We need to take care of our dogs

The yellow lab in Hanalei on Sunday was lost. Or maybe abandoned. Hard to say. No collar, he ran across the highway, was nearly hit by a car, then wandered down a street.

He was friendly, though, and walked warily over when called. Wagging his tail, the lab was happy for some attention and gulped down some water and ate a few bites of food. He was young, a bit thin, but had been trained. Someone, at least for awhile, had owned him and perhaps still did.

No one on hand knew whose dog it was and few seemed sure what to do with it. Take it home? Put an ad in the paper? Take it to the humane society some 45 miles away? The lab solved the debate when he trotted off and disappeared around another corner. Hopefully back to its owner. Maybe not.
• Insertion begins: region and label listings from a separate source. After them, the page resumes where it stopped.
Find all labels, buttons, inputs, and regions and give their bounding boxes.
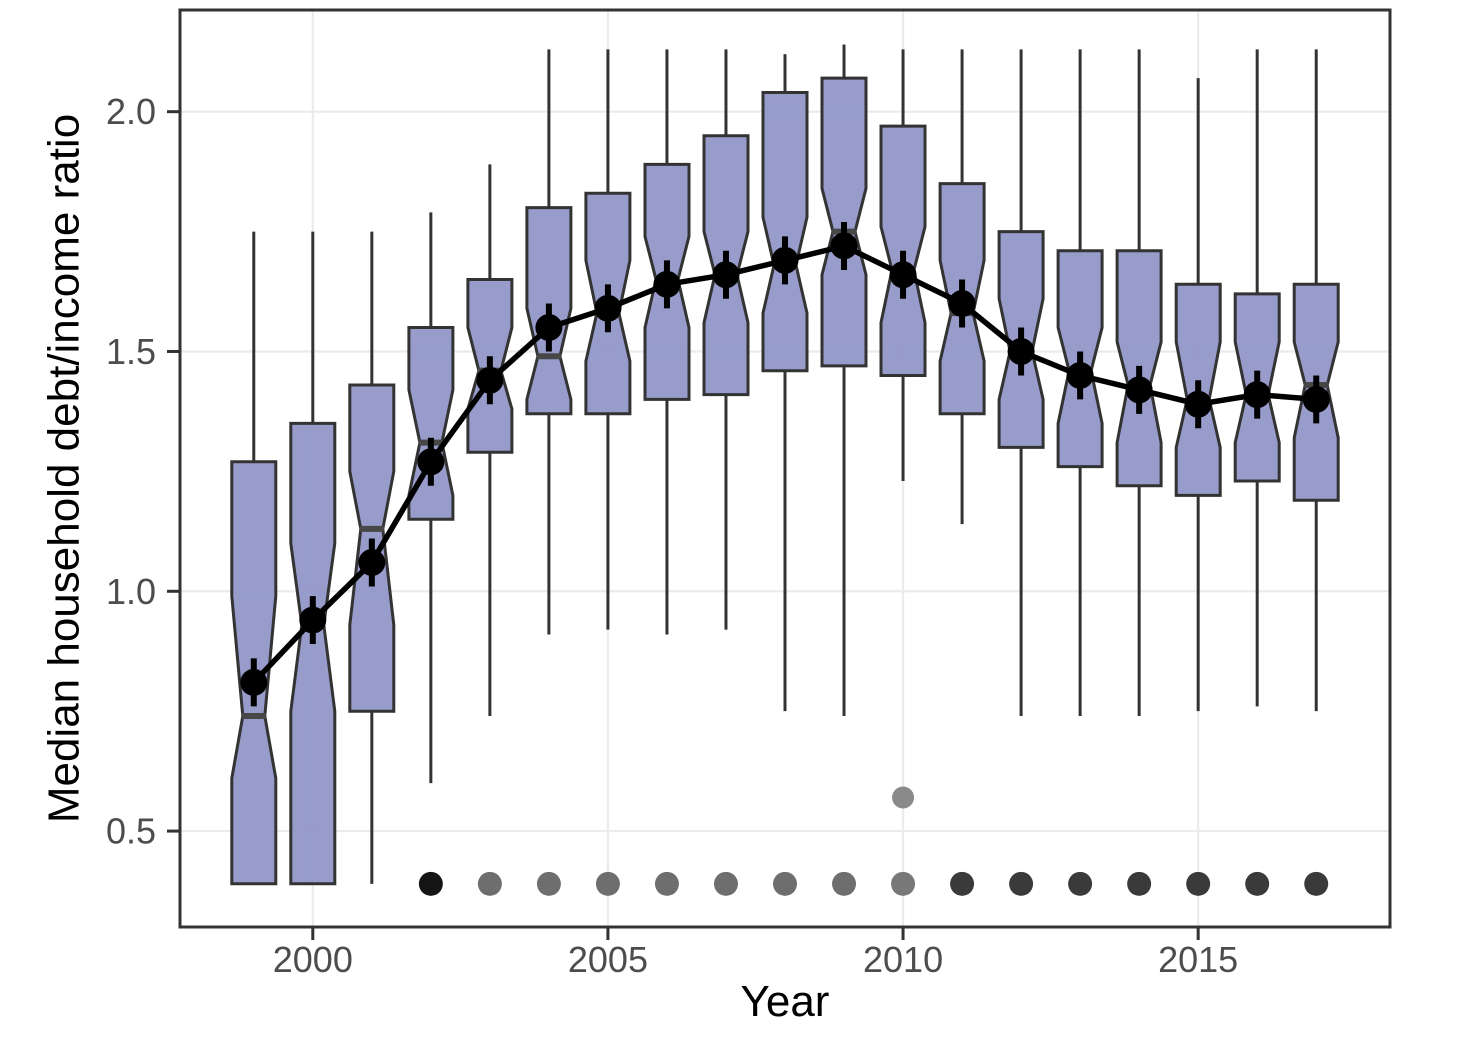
mean-point-2010 bbox=[889, 261, 917, 289]
bottom-dot-2011 bbox=[950, 871, 975, 896]
mean-point-2009 bbox=[830, 232, 858, 260]
boxplot-2002 bbox=[407, 212, 455, 784]
y-tick-label-1.0: 1.0 bbox=[106, 571, 156, 612]
mean-point-2003 bbox=[476, 366, 504, 394]
boxplots-layer bbox=[230, 44, 1340, 886]
bottom-dot-2007 bbox=[713, 871, 738, 896]
mean-point-2000 bbox=[299, 606, 327, 634]
bottom-dot-2014 bbox=[1127, 871, 1152, 896]
bottom-dot-2015 bbox=[1186, 871, 1211, 896]
mean-point-2007 bbox=[712, 261, 740, 289]
box-2000 bbox=[289, 421, 337, 886]
bottom-dot-2008 bbox=[773, 871, 797, 896]
bottom-dot-2013 bbox=[1068, 871, 1093, 896]
mean-point-2016 bbox=[1243, 381, 1271, 409]
mean-point-1999 bbox=[240, 668, 268, 696]
bottom-dot-2006 bbox=[654, 871, 679, 896]
mean-point-2015 bbox=[1184, 390, 1212, 418]
outlier-dot-2010 bbox=[892, 786, 915, 809]
bottom-dot-2002 bbox=[418, 871, 443, 896]
mean-point-2012 bbox=[1007, 337, 1035, 365]
mean-point-2017 bbox=[1302, 385, 1330, 413]
mean-point-2001 bbox=[358, 549, 386, 577]
bottom-dot-2004 bbox=[536, 871, 561, 896]
mean-point-2006 bbox=[653, 270, 681, 298]
mean-point-2002 bbox=[417, 448, 445, 476]
mean-point-2013 bbox=[1066, 361, 1094, 389]
bottom-dot-2003 bbox=[477, 871, 502, 896]
y-tick-label-2.0: 2.0 bbox=[106, 91, 156, 132]
mean-point-2014 bbox=[1125, 376, 1153, 404]
x-tick-label-2015: 2015 bbox=[1158, 939, 1238, 980]
box-2008 bbox=[761, 91, 809, 373]
x-tick-label-2005: 2005 bbox=[568, 939, 648, 980]
box-2002 bbox=[407, 326, 455, 521]
mean-point-2011 bbox=[948, 290, 976, 318]
y-tick-label-0.5: 0.5 bbox=[106, 811, 156, 852]
bottom-dot-2010 bbox=[891, 871, 916, 896]
y-axis-title: Median household debt/income ratio bbox=[40, 114, 89, 823]
x-axis-title: Year bbox=[741, 977, 830, 1026]
bottom-dot-2009 bbox=[832, 871, 857, 896]
boxplot-2008 bbox=[761, 54, 809, 712]
mean-point-2005 bbox=[594, 294, 622, 322]
bottom-dot-2012 bbox=[1009, 871, 1034, 896]
mean-point-2008 bbox=[771, 246, 799, 274]
bottom-dot-2005 bbox=[595, 871, 620, 896]
x-tick-label-2000: 2000 bbox=[273, 939, 353, 980]
bottom-dot-2017 bbox=[1304, 871, 1329, 896]
y-tick-label-1.5: 1.5 bbox=[106, 331, 156, 372]
bottom-dot-2016 bbox=[1245, 871, 1270, 896]
panel-border bbox=[178, 8, 1392, 929]
mean-point-2004 bbox=[535, 313, 563, 341]
x-tick-label-2010: 2010 bbox=[863, 939, 943, 980]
Some dog owners allow their pets to roam free, despite the county’s leash law. This might have been one. We hope that lab had a home and found his way back. But there are many stray dogs on Kauai. Too many. Some, after time, were unwanted by their owners and let loose. Some are neglected and run away. It’s sad to see dogs wandering on their own, too scared to let people close so they keep running.  Many end up at the Kauai Humane Society, which does its best to care for them, and to find good homes for every pet. But space is limited at KHS and money is tight. It can’t keep every dog that comes in until it finds a match for it. Eventually, regretfully, hundreds are euthanized each year.

It’s not their fault. It’s the fault of people who decline to take responsibility for their animals.

We can do better.

It would be great if every dog had a home and we encourage adoption. Before adopting a dog, though, consider the time you need to give to a pet. Consider the expense. Consider whether you have the home or desire to have a dog. Consider, too, whether you will adhere to the leash laws and make use of a dog park.

If so, by all means, adopt a dog. Give it a home. Watch after it. Care for it. Love it. You can’t put a price on the rewards of dog ownership, but you’ll feel the difference in your heart.

If we can do that, maybe we won’t see a yellow lab running scared across a highway, and we won’t have to wonder if he has a home, or he’s still out there looking for one.